Yes, starting the radio really is like starting an old pickup truck.

Observations

This morning, I finally recorded my observations of one of these incidents. Here they are:

Initial setup

The battery had been charging. I removed it from the charger, fully attached the battery wires as shown in the first picture above, then plugged the Ethernet cable that travels up to the radio into the keyer as shown  below.

The radio immediately buzzed rather than booting the keyer.

I pull out the cable, and reinserted it. More buzzzing.

I then:
  1. Disconnected both wires of the battery
  2. Plugged the Ethernet cable into the keyer again.
    1. Immediately heard a capacitor discharging through the headphones.
  3. Attached the negative battery lead
  4. Rubbed the positive lead against the gnurled side of the positive battery terminal as shown below
    1. I  repeated this rub process twice and was greeted with a booting keyer on the second try.
  5. The first time I used the memory keyer, it turned itself off after CQ.
  6. I manually keyed a few CQ calls.
  7. I tried the memory keyer again. It worked past the CQ, but stopped when I removed the headphones (decoupled myself from the system.)
  8. I wore the headphones as the memory keyer successfully ran seven CQ cycles.
  9. After that,  the memory keyer worked whether I was wearing the headphones or not.
I don't know what it all means yet, but it stinks of stray capacitance in the system to me.
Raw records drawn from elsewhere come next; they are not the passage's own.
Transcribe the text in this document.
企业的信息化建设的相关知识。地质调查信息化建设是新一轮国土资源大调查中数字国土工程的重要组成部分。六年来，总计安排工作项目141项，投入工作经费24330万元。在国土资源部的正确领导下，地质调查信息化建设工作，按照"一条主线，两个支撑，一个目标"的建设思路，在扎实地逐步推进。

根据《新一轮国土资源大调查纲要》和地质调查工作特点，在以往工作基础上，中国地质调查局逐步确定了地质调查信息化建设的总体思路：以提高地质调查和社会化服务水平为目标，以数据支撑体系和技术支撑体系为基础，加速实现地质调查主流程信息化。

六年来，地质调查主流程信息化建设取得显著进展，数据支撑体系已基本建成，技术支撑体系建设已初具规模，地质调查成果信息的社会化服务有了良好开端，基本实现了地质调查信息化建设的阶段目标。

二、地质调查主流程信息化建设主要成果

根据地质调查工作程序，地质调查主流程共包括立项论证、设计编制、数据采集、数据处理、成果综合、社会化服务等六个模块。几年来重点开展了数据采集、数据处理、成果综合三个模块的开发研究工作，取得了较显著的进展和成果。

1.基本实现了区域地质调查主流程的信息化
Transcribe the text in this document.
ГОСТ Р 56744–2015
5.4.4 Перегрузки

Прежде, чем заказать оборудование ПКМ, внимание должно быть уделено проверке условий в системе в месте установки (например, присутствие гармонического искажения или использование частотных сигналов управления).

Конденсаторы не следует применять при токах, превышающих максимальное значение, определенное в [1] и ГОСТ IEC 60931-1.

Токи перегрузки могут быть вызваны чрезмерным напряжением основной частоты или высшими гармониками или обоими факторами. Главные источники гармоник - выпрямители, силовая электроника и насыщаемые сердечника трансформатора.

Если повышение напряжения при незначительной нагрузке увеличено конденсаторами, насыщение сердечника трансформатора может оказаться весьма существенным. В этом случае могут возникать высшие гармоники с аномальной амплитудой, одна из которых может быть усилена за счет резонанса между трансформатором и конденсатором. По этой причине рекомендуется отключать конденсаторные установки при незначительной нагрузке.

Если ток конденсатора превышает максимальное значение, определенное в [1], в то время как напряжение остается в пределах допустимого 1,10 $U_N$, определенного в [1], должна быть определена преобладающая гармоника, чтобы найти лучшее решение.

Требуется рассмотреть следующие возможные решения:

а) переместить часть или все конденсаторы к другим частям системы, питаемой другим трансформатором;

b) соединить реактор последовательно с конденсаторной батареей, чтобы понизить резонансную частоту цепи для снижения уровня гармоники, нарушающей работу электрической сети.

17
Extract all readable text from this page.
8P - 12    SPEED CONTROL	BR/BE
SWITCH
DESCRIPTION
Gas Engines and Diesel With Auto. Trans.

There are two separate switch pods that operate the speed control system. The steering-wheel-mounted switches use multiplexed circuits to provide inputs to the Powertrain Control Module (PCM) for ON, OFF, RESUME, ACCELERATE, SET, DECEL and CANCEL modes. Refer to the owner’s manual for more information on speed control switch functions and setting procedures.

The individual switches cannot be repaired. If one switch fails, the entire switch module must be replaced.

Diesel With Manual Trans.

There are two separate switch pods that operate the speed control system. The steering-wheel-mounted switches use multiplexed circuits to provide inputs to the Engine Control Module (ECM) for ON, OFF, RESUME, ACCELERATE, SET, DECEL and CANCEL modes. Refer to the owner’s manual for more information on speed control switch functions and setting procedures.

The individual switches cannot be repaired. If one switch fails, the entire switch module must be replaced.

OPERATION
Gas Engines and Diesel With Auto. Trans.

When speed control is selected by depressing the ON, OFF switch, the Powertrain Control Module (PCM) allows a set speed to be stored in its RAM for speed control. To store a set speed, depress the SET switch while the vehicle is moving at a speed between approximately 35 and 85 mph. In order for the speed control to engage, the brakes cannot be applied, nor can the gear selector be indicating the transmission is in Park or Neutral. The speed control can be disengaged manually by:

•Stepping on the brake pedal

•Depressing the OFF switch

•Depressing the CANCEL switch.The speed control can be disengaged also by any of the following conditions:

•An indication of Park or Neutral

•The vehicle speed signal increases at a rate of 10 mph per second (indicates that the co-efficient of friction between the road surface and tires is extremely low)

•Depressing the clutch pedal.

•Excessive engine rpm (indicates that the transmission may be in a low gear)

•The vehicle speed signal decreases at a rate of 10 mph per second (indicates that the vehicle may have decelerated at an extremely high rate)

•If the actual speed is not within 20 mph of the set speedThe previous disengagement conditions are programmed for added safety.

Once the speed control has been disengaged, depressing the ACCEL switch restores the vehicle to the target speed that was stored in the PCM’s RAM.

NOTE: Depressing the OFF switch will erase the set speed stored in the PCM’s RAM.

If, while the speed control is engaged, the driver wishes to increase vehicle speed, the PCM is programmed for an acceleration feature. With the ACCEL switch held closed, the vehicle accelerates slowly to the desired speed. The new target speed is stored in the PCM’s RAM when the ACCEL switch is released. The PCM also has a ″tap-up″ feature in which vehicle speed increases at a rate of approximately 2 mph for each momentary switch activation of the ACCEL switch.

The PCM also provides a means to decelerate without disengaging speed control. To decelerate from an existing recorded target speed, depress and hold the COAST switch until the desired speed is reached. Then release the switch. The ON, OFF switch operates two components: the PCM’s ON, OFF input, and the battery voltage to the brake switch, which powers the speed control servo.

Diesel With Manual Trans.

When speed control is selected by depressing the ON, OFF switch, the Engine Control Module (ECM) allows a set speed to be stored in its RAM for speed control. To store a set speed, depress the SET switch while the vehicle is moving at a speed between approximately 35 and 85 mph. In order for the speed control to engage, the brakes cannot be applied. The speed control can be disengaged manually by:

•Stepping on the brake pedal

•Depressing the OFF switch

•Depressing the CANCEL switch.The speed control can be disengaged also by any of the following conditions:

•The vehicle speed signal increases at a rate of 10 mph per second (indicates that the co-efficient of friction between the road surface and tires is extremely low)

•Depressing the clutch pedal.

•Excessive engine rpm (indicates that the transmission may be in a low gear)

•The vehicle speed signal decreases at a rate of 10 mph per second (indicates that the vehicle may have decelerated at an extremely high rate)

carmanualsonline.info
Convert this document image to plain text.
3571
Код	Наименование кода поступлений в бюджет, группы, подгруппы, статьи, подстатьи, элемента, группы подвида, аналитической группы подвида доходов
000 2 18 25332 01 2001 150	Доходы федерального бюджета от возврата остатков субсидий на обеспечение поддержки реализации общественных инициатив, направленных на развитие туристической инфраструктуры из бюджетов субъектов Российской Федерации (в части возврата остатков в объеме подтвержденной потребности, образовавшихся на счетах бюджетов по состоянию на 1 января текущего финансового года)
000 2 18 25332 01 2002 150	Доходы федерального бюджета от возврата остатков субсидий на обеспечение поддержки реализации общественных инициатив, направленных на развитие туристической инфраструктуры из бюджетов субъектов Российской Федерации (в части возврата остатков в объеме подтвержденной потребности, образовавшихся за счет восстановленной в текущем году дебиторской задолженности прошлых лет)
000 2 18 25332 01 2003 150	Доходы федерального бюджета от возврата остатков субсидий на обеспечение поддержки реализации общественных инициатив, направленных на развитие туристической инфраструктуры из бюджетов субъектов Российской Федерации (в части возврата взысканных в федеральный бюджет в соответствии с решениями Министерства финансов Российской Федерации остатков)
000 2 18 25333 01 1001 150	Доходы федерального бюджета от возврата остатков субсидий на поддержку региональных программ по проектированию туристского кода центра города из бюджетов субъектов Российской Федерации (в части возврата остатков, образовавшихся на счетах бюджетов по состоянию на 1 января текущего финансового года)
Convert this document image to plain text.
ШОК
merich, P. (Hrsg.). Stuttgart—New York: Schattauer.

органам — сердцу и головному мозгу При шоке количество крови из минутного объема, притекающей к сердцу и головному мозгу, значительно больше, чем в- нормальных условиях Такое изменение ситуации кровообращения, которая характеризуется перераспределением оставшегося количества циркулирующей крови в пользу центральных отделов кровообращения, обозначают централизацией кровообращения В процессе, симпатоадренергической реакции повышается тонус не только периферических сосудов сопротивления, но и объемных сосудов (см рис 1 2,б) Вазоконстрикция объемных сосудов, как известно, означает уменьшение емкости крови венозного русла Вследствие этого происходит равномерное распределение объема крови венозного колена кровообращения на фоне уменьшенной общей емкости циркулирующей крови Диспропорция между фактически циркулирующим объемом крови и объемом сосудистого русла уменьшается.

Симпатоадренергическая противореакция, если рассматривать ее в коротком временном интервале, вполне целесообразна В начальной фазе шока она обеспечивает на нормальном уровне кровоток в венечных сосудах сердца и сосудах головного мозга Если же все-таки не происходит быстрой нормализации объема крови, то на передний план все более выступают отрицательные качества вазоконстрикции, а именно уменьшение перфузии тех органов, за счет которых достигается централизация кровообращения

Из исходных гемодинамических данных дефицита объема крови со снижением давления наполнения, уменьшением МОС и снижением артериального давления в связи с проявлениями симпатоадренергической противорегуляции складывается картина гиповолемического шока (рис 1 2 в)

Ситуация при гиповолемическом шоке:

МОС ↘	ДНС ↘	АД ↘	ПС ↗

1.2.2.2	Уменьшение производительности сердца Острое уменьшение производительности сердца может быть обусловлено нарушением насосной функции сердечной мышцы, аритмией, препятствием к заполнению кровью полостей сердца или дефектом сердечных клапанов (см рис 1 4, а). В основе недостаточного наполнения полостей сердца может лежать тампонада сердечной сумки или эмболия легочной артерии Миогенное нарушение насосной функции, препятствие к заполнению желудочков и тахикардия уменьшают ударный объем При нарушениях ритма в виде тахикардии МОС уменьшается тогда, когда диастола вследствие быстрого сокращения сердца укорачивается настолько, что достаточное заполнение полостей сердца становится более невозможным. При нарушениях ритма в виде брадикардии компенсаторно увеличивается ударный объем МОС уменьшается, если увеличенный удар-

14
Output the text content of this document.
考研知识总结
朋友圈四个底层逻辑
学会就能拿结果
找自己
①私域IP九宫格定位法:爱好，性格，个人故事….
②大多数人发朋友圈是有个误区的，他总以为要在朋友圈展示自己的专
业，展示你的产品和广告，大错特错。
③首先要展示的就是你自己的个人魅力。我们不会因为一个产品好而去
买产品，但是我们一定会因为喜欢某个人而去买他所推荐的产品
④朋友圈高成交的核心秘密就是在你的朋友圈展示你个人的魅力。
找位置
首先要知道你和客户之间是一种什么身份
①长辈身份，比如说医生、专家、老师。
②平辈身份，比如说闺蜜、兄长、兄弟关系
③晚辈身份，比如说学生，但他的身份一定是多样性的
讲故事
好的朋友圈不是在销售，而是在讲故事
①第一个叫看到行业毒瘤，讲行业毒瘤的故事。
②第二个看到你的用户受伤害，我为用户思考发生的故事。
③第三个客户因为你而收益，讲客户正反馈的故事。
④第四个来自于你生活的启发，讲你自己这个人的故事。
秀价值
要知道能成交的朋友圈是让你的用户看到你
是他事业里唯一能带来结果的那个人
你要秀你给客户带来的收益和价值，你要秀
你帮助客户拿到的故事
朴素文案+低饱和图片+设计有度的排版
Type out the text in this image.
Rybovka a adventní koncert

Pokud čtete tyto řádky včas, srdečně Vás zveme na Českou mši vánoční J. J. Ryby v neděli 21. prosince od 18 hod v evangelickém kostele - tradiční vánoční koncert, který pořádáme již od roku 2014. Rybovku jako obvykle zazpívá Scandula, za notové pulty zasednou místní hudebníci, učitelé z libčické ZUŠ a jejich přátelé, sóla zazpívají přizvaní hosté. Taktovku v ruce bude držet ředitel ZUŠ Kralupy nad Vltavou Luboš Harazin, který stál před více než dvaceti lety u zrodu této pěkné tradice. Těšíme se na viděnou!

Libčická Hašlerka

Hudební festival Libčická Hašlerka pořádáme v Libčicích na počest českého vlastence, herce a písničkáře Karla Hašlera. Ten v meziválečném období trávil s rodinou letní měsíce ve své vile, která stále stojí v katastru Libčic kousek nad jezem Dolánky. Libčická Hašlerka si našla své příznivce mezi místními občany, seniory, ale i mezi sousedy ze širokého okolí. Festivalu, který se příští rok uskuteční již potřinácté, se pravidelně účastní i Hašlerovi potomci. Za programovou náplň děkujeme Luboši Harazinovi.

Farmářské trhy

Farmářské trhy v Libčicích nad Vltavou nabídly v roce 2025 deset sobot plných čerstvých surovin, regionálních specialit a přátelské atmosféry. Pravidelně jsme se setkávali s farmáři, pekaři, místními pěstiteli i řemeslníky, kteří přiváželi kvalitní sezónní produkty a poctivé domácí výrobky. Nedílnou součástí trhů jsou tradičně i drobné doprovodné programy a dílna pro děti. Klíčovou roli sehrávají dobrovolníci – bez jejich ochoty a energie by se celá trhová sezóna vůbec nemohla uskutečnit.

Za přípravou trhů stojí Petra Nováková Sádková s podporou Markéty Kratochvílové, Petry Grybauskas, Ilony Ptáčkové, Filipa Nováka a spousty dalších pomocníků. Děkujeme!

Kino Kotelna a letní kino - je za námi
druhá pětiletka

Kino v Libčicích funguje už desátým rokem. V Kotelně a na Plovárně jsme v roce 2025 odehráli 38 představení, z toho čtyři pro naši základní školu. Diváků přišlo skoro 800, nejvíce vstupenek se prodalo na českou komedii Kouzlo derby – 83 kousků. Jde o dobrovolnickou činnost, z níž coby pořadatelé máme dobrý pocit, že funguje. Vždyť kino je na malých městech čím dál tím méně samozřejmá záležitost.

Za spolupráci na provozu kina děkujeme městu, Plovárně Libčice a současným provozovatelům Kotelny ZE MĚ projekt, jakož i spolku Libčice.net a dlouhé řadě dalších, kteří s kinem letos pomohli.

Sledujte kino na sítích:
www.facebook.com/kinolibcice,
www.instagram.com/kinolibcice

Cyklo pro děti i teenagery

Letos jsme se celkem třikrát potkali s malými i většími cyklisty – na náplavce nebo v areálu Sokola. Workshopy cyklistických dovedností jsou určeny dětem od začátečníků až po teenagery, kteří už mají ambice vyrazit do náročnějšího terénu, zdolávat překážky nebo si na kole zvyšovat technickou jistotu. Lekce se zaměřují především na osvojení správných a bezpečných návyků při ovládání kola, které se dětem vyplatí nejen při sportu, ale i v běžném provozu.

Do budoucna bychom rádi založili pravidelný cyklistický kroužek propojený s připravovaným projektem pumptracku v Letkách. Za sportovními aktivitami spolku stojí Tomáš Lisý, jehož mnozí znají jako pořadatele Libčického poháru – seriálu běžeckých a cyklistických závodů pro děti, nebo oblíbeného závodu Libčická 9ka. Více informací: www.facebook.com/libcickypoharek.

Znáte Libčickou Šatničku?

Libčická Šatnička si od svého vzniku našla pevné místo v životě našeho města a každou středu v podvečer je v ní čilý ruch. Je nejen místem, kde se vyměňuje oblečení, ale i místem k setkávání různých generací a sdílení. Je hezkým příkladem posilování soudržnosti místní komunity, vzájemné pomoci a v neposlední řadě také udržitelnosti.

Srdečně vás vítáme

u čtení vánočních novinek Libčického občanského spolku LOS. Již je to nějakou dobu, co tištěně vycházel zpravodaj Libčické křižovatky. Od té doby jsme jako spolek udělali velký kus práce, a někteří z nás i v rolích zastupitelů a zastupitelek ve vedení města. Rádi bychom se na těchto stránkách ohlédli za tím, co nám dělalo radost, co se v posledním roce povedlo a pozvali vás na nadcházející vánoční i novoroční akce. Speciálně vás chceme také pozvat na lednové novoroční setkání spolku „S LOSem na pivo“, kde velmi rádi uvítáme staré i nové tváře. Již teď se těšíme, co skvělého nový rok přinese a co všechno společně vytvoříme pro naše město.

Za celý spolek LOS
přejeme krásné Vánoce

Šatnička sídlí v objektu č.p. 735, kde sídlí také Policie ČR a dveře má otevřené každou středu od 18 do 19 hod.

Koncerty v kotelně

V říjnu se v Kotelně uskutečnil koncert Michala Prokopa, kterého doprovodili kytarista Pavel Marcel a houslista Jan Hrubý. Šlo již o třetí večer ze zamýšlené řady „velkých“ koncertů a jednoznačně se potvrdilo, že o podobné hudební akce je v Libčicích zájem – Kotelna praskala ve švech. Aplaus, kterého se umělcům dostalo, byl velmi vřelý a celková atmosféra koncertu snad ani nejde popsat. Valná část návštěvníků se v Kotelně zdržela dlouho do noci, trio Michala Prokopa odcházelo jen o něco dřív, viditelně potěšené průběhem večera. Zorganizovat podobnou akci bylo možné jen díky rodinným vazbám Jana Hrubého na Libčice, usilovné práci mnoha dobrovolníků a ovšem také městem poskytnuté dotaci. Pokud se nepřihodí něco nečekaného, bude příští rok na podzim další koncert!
Here's the gnurled battery terminal as photographed by Tawnse, the eight year-old radio engineer here at the house.



In this picture, the keyer power wire is in its normal working position. For rub starts, the wire is removed and the edge of the terminal ring is clumsily rubbed along the gnurls until the keyer boots.

More on this soon I hope.

For those not familiar with Project TouCans, the radio and amp are embedded 'Flying Rockmite' style at the feed point of the half wave dipole that sweeps from just above the kitchen window on the second story of the house, across the backyard to a wooden pole mounted on top of the fence at the downhill edge of the yard. The radio and amp are in the pineapple and tuna can in the antenna. That's the Ethernet cable suspended below them.